Meu grande companheiro de Palestra foi sem dúvida meu saudoso irmão Marião. Fomos em muitos jogos juntos, para ter uma idéia levava o moleque já com uns 4 anos para curtir o Verdão, acho que por isso ele ficou tão fanático, tão apaixonado. Era um crítico ferrenho em seus últimos anos de vida e realizou um sonho meu e de minha família: trabalhou como repórter no Palestra. Lembro um jogo que ele estava trabalhando e eu na arquibancada vendo-o como repórter no gramado, quanto orgulho, quanta felicidade em ver aquela cena. Ele que começou pirralho indo torcer, estava lá, no templo, trabalhando ( e torcendo por dentro) junto aos seus ídolos. É como se o mundo que você vê passasse a ser parte de você mesmo, dentro de seu ser. Meio louco, mas legal, é por ai…
Tudo precisa se reciclar, se renovar e modernizar. O Palestra se vai, mas terá a Arena em seu lugar, que terá a mesma base, o mesmo local, a mesma magia da terra que abrigou nosso estádio por tantos anos. Toda a energia e amor de uma apaixonada e doente torcida para sempre estará por lá.
Parte de minha história foi escrita lá, grandes momentos de minha vida, lições pra lá de valiosas e o sentido de uma paixão. Respeito muito quem ama seu time, pois além de ser algo incondicional, é algo não linear, desarrumado, por vezes exagerado.
Eu amo o Palmeiras (culpa de minha tia Maria Célia), e o que ele me trouxe.
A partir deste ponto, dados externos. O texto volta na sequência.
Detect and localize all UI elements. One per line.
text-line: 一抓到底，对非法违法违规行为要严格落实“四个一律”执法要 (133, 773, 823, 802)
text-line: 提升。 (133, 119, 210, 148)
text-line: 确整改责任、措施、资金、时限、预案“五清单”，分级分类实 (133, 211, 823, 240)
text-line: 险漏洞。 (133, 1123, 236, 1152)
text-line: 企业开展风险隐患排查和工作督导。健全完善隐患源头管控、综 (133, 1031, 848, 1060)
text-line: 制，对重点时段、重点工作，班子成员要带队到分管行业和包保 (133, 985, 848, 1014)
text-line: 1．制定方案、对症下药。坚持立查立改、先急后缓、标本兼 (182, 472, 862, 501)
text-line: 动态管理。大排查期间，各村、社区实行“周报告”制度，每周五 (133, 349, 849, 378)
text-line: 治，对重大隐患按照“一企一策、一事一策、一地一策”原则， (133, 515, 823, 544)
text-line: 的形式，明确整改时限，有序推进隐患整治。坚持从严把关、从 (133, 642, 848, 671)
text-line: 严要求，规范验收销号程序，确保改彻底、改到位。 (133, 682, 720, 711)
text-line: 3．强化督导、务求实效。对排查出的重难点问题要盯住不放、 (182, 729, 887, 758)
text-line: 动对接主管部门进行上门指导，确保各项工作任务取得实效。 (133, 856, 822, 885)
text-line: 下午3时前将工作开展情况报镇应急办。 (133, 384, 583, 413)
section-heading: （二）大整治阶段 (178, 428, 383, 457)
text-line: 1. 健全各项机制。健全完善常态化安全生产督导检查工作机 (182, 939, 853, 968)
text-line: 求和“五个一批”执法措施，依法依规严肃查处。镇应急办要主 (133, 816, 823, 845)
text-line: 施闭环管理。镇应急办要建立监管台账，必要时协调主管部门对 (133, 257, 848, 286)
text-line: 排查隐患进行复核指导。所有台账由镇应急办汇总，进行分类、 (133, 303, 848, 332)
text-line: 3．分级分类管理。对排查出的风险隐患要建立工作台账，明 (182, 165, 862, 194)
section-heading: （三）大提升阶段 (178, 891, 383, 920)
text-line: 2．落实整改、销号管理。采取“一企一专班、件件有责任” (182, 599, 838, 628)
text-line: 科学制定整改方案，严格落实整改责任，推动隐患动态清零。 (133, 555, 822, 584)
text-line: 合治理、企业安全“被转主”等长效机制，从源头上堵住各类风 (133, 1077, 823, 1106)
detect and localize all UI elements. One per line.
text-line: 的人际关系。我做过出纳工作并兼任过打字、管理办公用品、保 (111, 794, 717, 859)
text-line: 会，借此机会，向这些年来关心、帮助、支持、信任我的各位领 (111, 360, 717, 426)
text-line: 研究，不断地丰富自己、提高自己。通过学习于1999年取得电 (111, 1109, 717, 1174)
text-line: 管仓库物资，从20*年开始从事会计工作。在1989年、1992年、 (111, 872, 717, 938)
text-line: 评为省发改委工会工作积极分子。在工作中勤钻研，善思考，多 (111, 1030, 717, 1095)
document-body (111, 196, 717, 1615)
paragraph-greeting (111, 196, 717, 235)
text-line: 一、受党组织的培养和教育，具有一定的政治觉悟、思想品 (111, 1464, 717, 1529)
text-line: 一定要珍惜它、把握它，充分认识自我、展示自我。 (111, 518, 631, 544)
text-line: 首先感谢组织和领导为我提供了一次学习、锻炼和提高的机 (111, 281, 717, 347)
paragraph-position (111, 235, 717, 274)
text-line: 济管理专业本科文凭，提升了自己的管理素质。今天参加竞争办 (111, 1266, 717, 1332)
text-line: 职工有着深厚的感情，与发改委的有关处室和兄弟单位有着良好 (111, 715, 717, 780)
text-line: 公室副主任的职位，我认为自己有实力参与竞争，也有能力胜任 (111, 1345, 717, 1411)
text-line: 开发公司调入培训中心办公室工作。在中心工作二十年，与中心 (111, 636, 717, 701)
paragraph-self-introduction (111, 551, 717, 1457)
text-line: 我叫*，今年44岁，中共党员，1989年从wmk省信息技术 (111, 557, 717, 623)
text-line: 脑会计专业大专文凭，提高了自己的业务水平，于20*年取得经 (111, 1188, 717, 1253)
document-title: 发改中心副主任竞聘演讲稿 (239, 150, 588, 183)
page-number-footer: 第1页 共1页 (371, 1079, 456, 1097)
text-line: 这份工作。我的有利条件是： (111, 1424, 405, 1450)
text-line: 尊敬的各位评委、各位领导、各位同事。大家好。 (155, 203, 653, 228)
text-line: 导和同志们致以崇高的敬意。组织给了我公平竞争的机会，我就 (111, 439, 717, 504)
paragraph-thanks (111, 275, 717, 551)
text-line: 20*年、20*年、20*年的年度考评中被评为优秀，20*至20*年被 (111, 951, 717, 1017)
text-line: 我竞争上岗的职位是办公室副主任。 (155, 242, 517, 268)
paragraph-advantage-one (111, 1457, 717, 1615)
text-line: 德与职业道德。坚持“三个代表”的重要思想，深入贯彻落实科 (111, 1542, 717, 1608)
O manto representa muito, mas o Palestra Itália muito mais pra mim.
Ciao Palestra, obrigado por tudo!!!!
9 09UTC julho 09UTC 2010 às 5:32 PM |
Poxa não sabia que estava acontecendo isso…
9 09UTC julho 09UTC 2010 às 6:35 PM |
Ruy, não conhecia sua paixão pelo Palestra. Bacana!! Curti também seu texto. Mas confeço que senti falta no seu blog de assuntos e críticas relacionadas ao futebol. Escreve algo do Timão poxa… elogios, óbvio! hahaa #FiKadica
Fabianna Ribeiro
10 10UTC julho 10UTC 2010 às 10:16 PM |
Ruyzão,
Temos que reconhecer: O “lobby” que a MCelia fez foi muito forte. Venceu sózinha a “ala” dos tricolores(seu pai, eu e Josman) e a do santista(Bob)
Aliás, nós quatro devemos ter uma parcela de “culpa” nesse seu amor palmeirense. Talvez por comodidade, a gente ia sempre no agora já saudoso Palestra, e levava você e Paulo . O Morumbi era longe….
Mas, Valeu
Niney
12 12UTC julho 12UTC 2010 às 8:16 PM |
Poxa Ruy , que emoçao senti ao ver meu nome na sua história. Chorei de felicidade! Realmente eu sentia um orgulho enorme por vcs terem esse amor pelo Palmeiras , aliás amor que passamos para a Manoella e agora para a Julia que tb sem entender nada já vibra com as cores do nosso time.Parabéns Ruy, vc soube passar mim o que é sentir amor por um time assim como meu pai me passou o amor pela nossa Pátria.
Nada mais justo que citar o nome do nosso querido Marinho, um dos maiores torcedores do nosso time. E foi embora morar com Deus mas com uma missão cumprida pois conseguiu aqui o que mais queria , trabalhar junto aos jogadores e torcedores. Beijos querido, continue escrevendo sobre tudo que sabe sobre nosso time.